Türkiye siyaset tarihinde ilk defa partiler seçimlere bu şekilde bloklaşmış ittifaklar halinde katıldı. Gerek uygulanan seçim sitemi, gerekse de partilerin iç ve dış dinamikler açısından temsil ettikleri anlayış, hangi kulvarda mevzileneceklerini belirlediği gibi, hangi sistemle neyi istediklerini de ortaya çıkarmış oluyordu. Tabii bir de partilerin bu süreçteki eksen kaymalarını göz önüne almamız lazım.
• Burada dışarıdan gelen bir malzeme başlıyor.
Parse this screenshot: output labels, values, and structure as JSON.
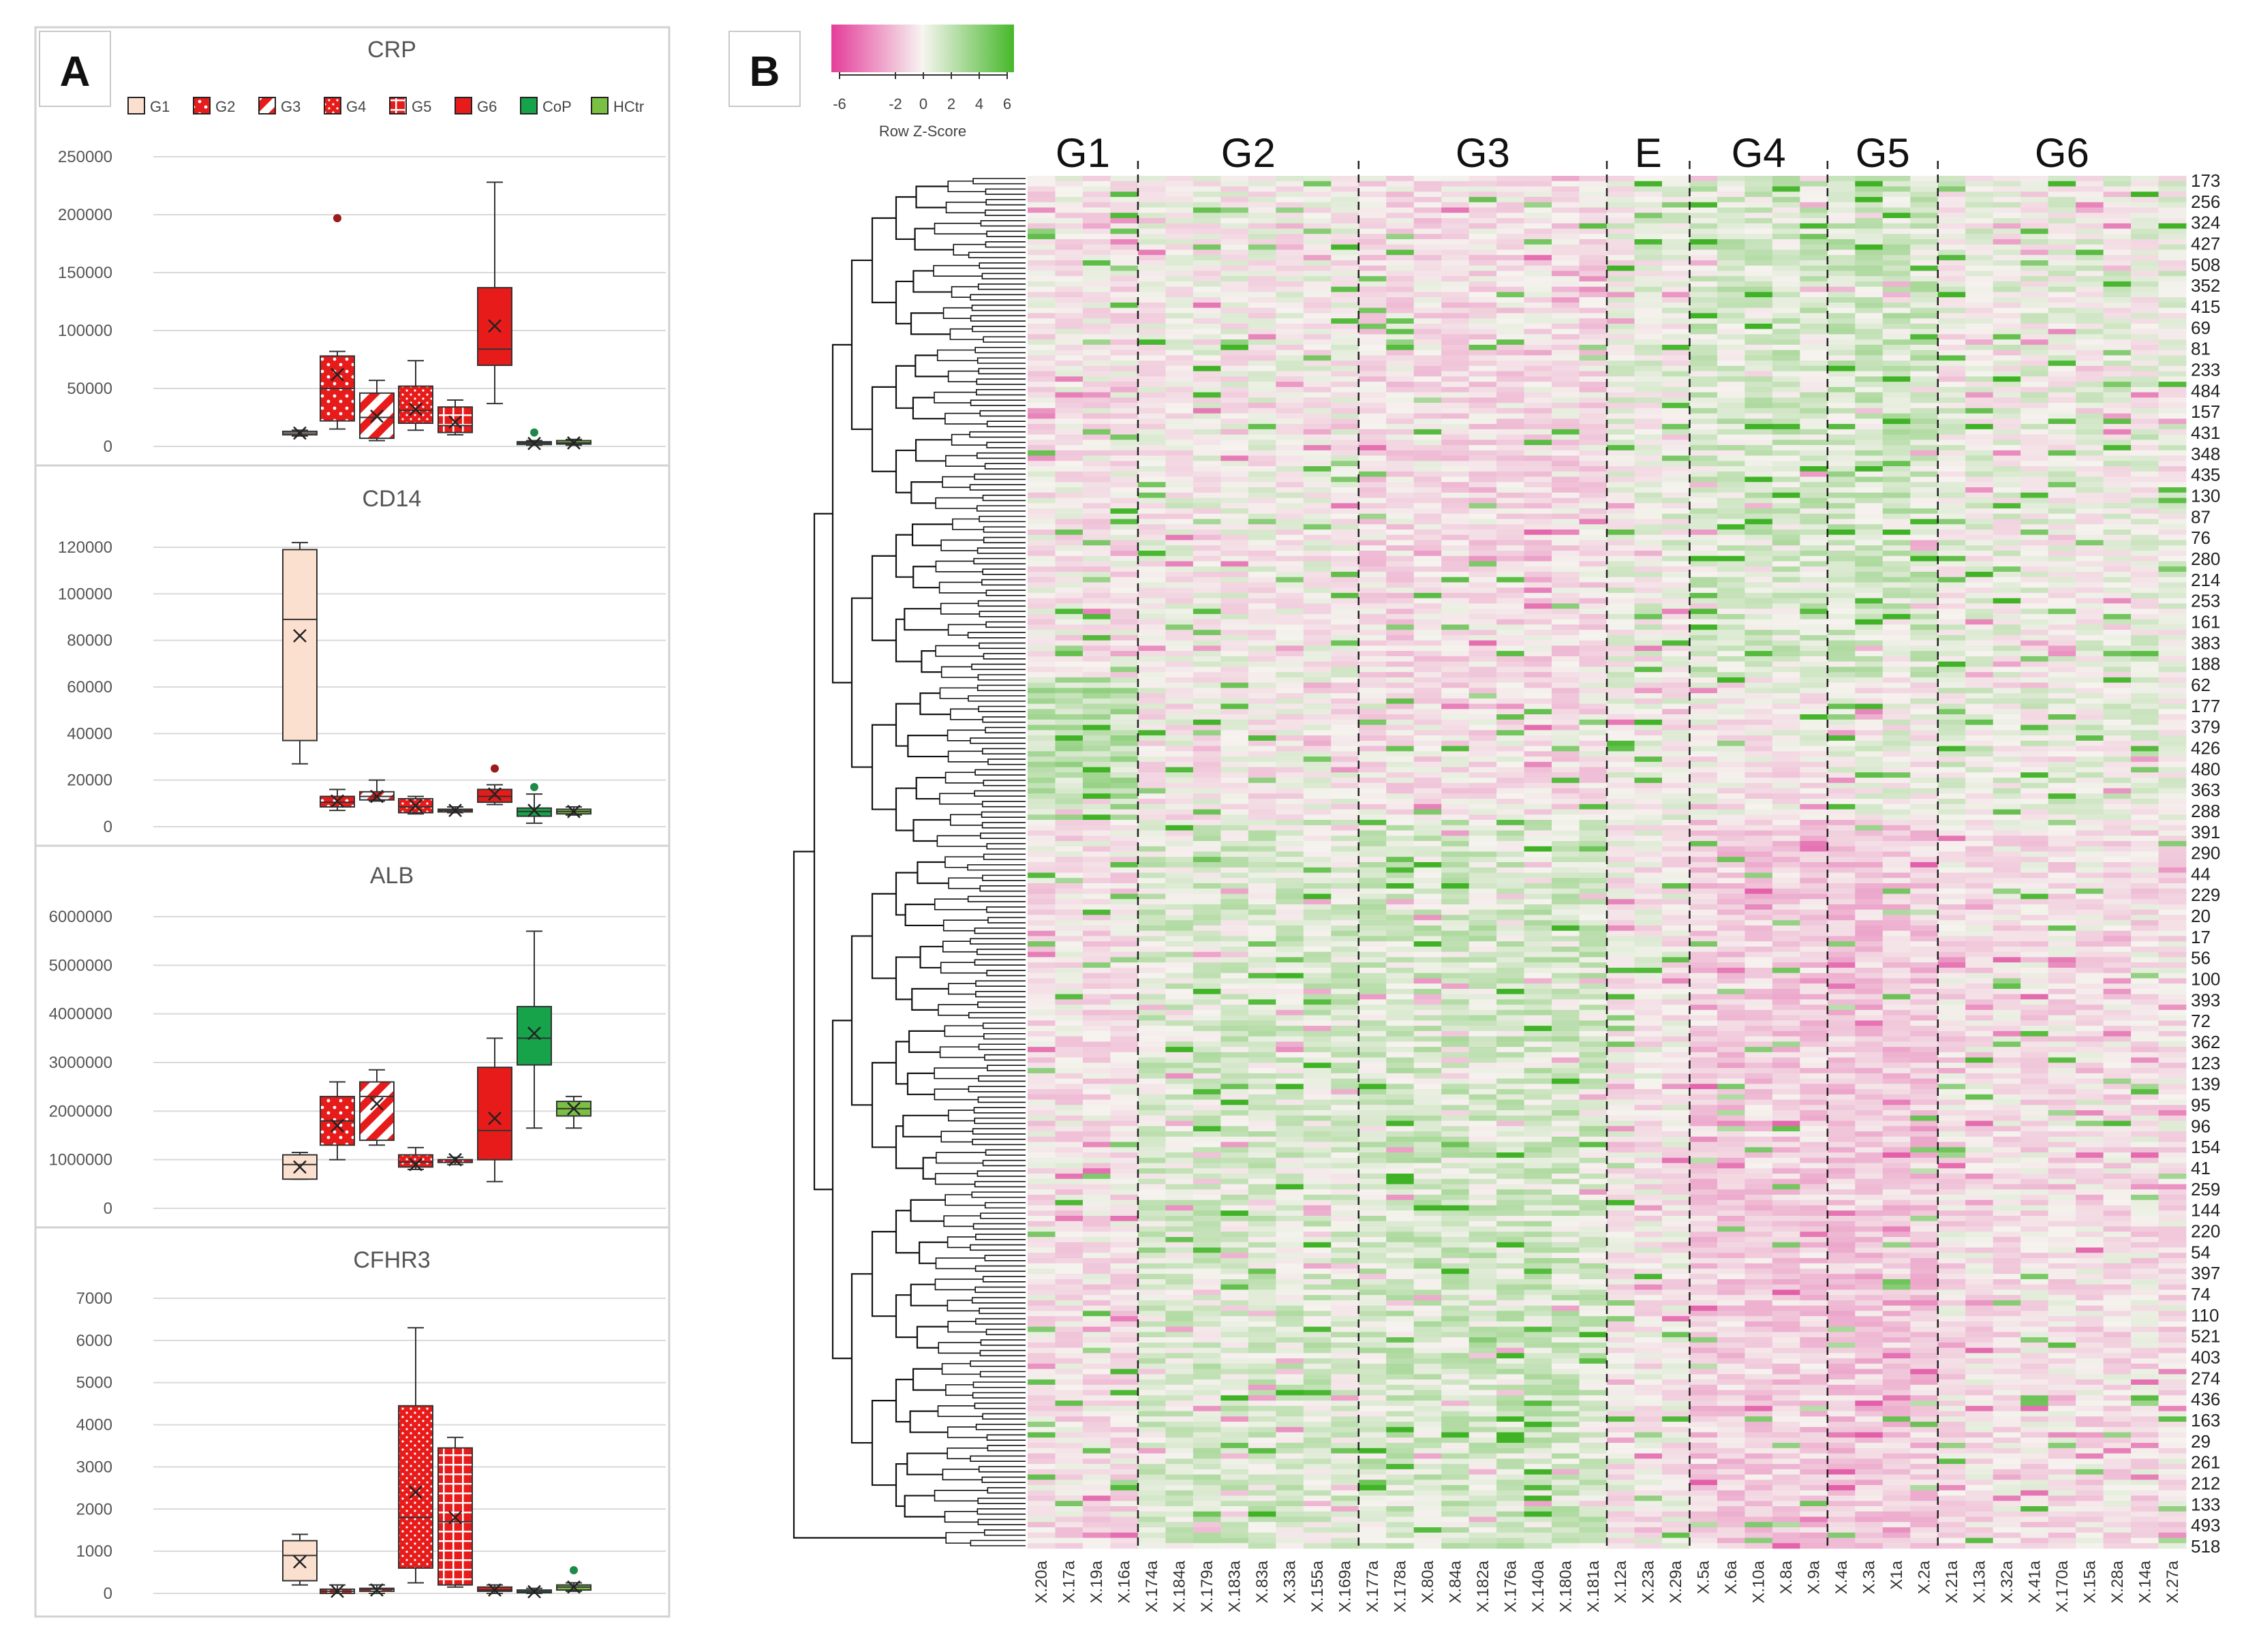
{
  "panel_a": {
    "label": "A"
  },
  "panel_b": {
    "label": "B"
  },
  "colors": {
    "G1": "#fbe0d0",
    "G2": "#e81b1b",
    "G3": "#e81b1b",
    "G4": "#e81b1b",
    "G5": "#e81b1b",
    "G6": "#e81b1b",
    "CoP": "#16a34a",
    "HCtr": "#79c043",
    "heat_low": "#e94fa3",
    "heat_mid": "#f7f5f1",
    "heat_high": "#4fbf2a"
  },
  "legend": [
    {
      "name": "G1",
      "pattern": "solid-light"
    },
    {
      "name": "G2",
      "pattern": "dots"
    },
    {
      "name": "G3",
      "pattern": "stripes"
    },
    {
      "name": "G4",
      "pattern": "dots"
    },
    {
      "name": "G5",
      "pattern": "grid"
    },
    {
      "name": "G6",
      "pattern": "solid"
    },
    {
      "name": "CoP",
      "pattern": "solid"
    },
    {
      "name": "HCtr",
      "pattern": "solid"
    }
  ],
  "chart_data": [
    {
      "type": "box",
      "title": "CRP",
      "ylim": [
        0,
        250000
      ],
      "yticks": [
        "0",
        "50000",
        "100000",
        "150000",
        "200000",
        "250000"
      ],
      "categories": [
        "G1",
        "G2",
        "G3",
        "G4",
        "G5",
        "G6",
        "CoP",
        "HCtr"
      ],
      "boxes": [
        {
          "group": "G1",
          "min": 9000,
          "q1": 10000,
          "median": 11500,
          "q3": 13000,
          "max": 14000,
          "mean": 11500
        },
        {
          "group": "G2",
          "min": 15000,
          "q1": 22000,
          "median": 50000,
          "q3": 78000,
          "max": 82000,
          "mean": 62000,
          "outliers": [
            197000
          ]
        },
        {
          "group": "G3",
          "min": 5000,
          "q1": 7000,
          "median": 25000,
          "q3": 46000,
          "max": 57000,
          "mean": 26000
        },
        {
          "group": "G4",
          "min": 14000,
          "q1": 20000,
          "median": 31000,
          "q3": 52000,
          "max": 74000,
          "mean": 32000
        },
        {
          "group": "G5",
          "min": 10000,
          "q1": 12000,
          "median": 18000,
          "q3": 34000,
          "max": 40000,
          "mean": 21000
        },
        {
          "group": "G6",
          "min": 37000,
          "q1": 70000,
          "median": 84000,
          "q3": 137000,
          "max": 228000,
          "mean": 104000
        },
        {
          "group": "CoP",
          "min": 1000,
          "q1": 2000,
          "median": 3000,
          "q3": 4000,
          "max": 5000,
          "mean": 2500,
          "outliers": [
            12000
          ]
        },
        {
          "group": "HCtr",
          "min": 1000,
          "q1": 2000,
          "median": 3000,
          "q3": 5000,
          "max": 6000,
          "mean": 3000
        }
      ]
    },
    {
      "type": "box",
      "title": "CD14",
      "ylim": [
        0,
        120000
      ],
      "yticks": [
        "0",
        "20000",
        "40000",
        "60000",
        "80000",
        "100000",
        "120000"
      ],
      "categories": [
        "G1",
        "G2",
        "G3",
        "G4",
        "G5",
        "G6",
        "CoP",
        "HCtr"
      ],
      "boxes": [
        {
          "group": "G1",
          "min": 27000,
          "q1": 37000,
          "median": 89000,
          "q3": 119000,
          "max": 122000,
          "mean": 82000
        },
        {
          "group": "G2",
          "min": 7000,
          "q1": 8500,
          "median": 10500,
          "q3": 13000,
          "max": 16000,
          "mean": 11000
        },
        {
          "group": "G3",
          "min": 11000,
          "q1": 11500,
          "median": 13000,
          "q3": 15000,
          "max": 20000,
          "mean": 13000
        },
        {
          "group": "G4",
          "min": 5500,
          "q1": 6000,
          "median": 8500,
          "q3": 12000,
          "max": 13000,
          "mean": 9000
        },
        {
          "group": "G5",
          "min": 6000,
          "q1": 6500,
          "median": 7000,
          "q3": 7500,
          "max": 8500,
          "mean": 7000
        },
        {
          "group": "G6",
          "min": 9500,
          "q1": 10500,
          "median": 13000,
          "q3": 16000,
          "max": 18000,
          "mean": 14000,
          "outliers": [
            25000
          ]
        },
        {
          "group": "CoP",
          "min": 1500,
          "q1": 4500,
          "median": 6500,
          "q3": 8000,
          "max": 14000,
          "mean": 7000,
          "outliers": [
            17000
          ]
        },
        {
          "group": "HCtr",
          "min": 5000,
          "q1": 5500,
          "median": 6500,
          "q3": 7500,
          "max": 8500,
          "mean": 6500
        }
      ]
    },
    {
      "type": "box",
      "title": "ALB",
      "ylim": [
        0,
        6000000
      ],
      "yticks": [
        "0",
        "1000000",
        "2000000",
        "3000000",
        "4000000",
        "5000000",
        "6000000"
      ],
      "categories": [
        "G1",
        "G2",
        "G3",
        "G4",
        "G5",
        "G6",
        "CoP",
        "HCtr"
      ],
      "boxes": [
        {
          "group": "G1",
          "min": 600000,
          "q1": 600000,
          "median": 900000,
          "q3": 1100000,
          "max": 1150000,
          "mean": 850000
        },
        {
          "group": "G2",
          "min": 1000000,
          "q1": 1300000,
          "median": 1800000,
          "q3": 2300000,
          "max": 2600000,
          "mean": 1700000
        },
        {
          "group": "G3",
          "min": 1300000,
          "q1": 1400000,
          "median": 2300000,
          "q3": 2600000,
          "max": 2850000,
          "mean": 2150000
        },
        {
          "group": "G4",
          "min": 800000,
          "q1": 850000,
          "median": 950000,
          "q3": 1100000,
          "max": 1250000,
          "mean": 900000
        },
        {
          "group": "G5",
          "min": 900000,
          "q1": 950000,
          "median": 1000000,
          "q3": 1000000,
          "max": 1050000,
          "mean": 1000000
        },
        {
          "group": "G6",
          "min": 550000,
          "q1": 1000000,
          "median": 1600000,
          "q3": 2900000,
          "max": 3500000,
          "mean": 1850000
        },
        {
          "group": "CoP",
          "min": 1650000,
          "q1": 2950000,
          "median": 3500000,
          "q3": 4150000,
          "max": 5700000,
          "mean": 3600000
        },
        {
          "group": "HCtr",
          "min": 1650000,
          "q1": 1900000,
          "median": 2050000,
          "q3": 2200000,
          "max": 2300000,
          "mean": 2050000
        }
      ]
    },
    {
      "type": "box",
      "title": "CFHR3",
      "ylim": [
        0,
        7000
      ],
      "yticks": [
        "0",
        "1000",
        "2000",
        "3000",
        "4000",
        "5000",
        "6000",
        "7000"
      ],
      "categories": [
        "G1",
        "G2",
        "G3",
        "G4",
        "G5",
        "G6",
        "CoP",
        "HCtr"
      ],
      "boxes": [
        {
          "group": "G1",
          "min": 200,
          "q1": 300,
          "median": 900,
          "q3": 1250,
          "max": 1400,
          "mean": 750
        },
        {
          "group": "G2",
          "min": 0,
          "q1": 0,
          "median": 50,
          "q3": 100,
          "max": 200,
          "mean": 50
        },
        {
          "group": "G3",
          "min": 0,
          "q1": 50,
          "median": 100,
          "q3": 120,
          "max": 200,
          "mean": 80
        },
        {
          "group": "G4",
          "min": 250,
          "q1": 600,
          "median": 1800,
          "q3": 4450,
          "max": 6300,
          "mean": 2400
        },
        {
          "group": "G5",
          "min": 150,
          "q1": 200,
          "median": 1700,
          "q3": 3450,
          "max": 3700,
          "mean": 1800
        },
        {
          "group": "G6",
          "min": 0,
          "q1": 50,
          "median": 80,
          "q3": 150,
          "max": 200,
          "mean": 80
        },
        {
          "group": "CoP",
          "min": 0,
          "q1": 20,
          "median": 40,
          "q3": 80,
          "max": 120,
          "mean": 40
        },
        {
          "group": "HCtr",
          "min": 50,
          "q1": 80,
          "median": 150,
          "q3": 200,
          "max": 250,
          "mean": 150,
          "outliers": [
            550
          ]
        }
      ]
    },
    {
      "type": "heatmap",
      "color_key": {
        "title": "Row Z-Score",
        "ticks": [
          "-6",
          "-2",
          "0",
          "2",
          "4",
          "6"
        ]
      },
      "groups": [
        {
          "name": "G1",
          "columns": [
            "X.20a",
            "X.17a",
            "X.19a",
            "X.16a"
          ]
        },
        {
          "name": "G2",
          "columns": [
            "X.174a",
            "X.184a",
            "X.179a",
            "X.183a",
            "X.83a",
            "X.33a",
            "X.155a",
            "X.169a"
          ]
        },
        {
          "name": "G3",
          "columns": [
            "X.177a",
            "X.178a",
            "X.80a",
            "X.84a",
            "X.182a",
            "X.176a",
            "X.140a",
            "X.180a",
            "X.181a"
          ]
        },
        {
          "name": "E",
          "columns": [
            "X.12a",
            "X.23a",
            "X.29a"
          ]
        },
        {
          "name": "G4",
          "columns": [
            "X.5a",
            "X.6a",
            "X.10a",
            "X.8a",
            "X.9a"
          ]
        },
        {
          "name": "G5",
          "columns": [
            "X.4a",
            "X.3a",
            "X1a",
            "X.2a"
          ]
        },
        {
          "name": "G6",
          "columns": [
            "X.21a",
            "X.13a",
            "X.32a",
            "X.41a",
            "X.170a",
            "X.15a",
            "X.28a",
            "X.14a",
            "X.27a"
          ]
        }
      ],
      "row_labels": [
        "173",
        "256",
        "324",
        "427",
        "508",
        "352",
        "415",
        "69",
        "81",
        "233",
        "484",
        "157",
        "431",
        "348",
        "435",
        "130",
        "87",
        "76",
        "280",
        "214",
        "253",
        "161",
        "383",
        "188",
        "62",
        "177",
        "379",
        "426",
        "480",
        "363",
        "288",
        "391",
        "290",
        "44",
        "229",
        "20",
        "17",
        "56",
        "100",
        "393",
        "72",
        "362",
        "123",
        "139",
        "95",
        "96",
        "154",
        "41",
        "259",
        "144",
        "220",
        "54",
        "397",
        "74",
        "110",
        "521",
        "403",
        "274",
        "436",
        "163",
        "29",
        "261",
        "212",
        "133",
        "493",
        "518"
      ]
    }
  ]
}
Bir tarafta “Atatürkçülüğü” misyon edinmiş, hatta onun belirlediği ilkleri “amentü” mesabesinde gören CHP, bu zihniyete sözlü bir şekilde olmasa da ilke olarak karşı olan SP, Gelecek Partisi, DEVA Partisiyle bir araya gelip ittifak kurabildi. Yine milliyetçi zihniyeti temsil eden İYİ Parti, bu ittifakın önemli bir parçası olmaktan rahatsız olmadı.

Cumhur İttifakı bloğunda; AK Parti, YRP ve HÜDA PAR’ın muhafazakâr kimliklerine binaen bir arada olmaları anlaşılabilir. Fakat milliyetçiliği ile ön plana çıkmış MHP ve kısmen BBP’nin aynı anlayış doğrultusunda bu ittifakta olmaları -normal olmasa da- onlar da anlaşılabilir. Fakat laik seküler DSP’nin bu ittifakta olması akla ziyan. Dünya görüşü yaratıcıyı, Allah’ı inkâr üzere kurulu komünist zihniyeti temsil eden Vatan Partisi’nin bu ittifakı dışardan da olsa desteklemesi, apayrı bir garabettir.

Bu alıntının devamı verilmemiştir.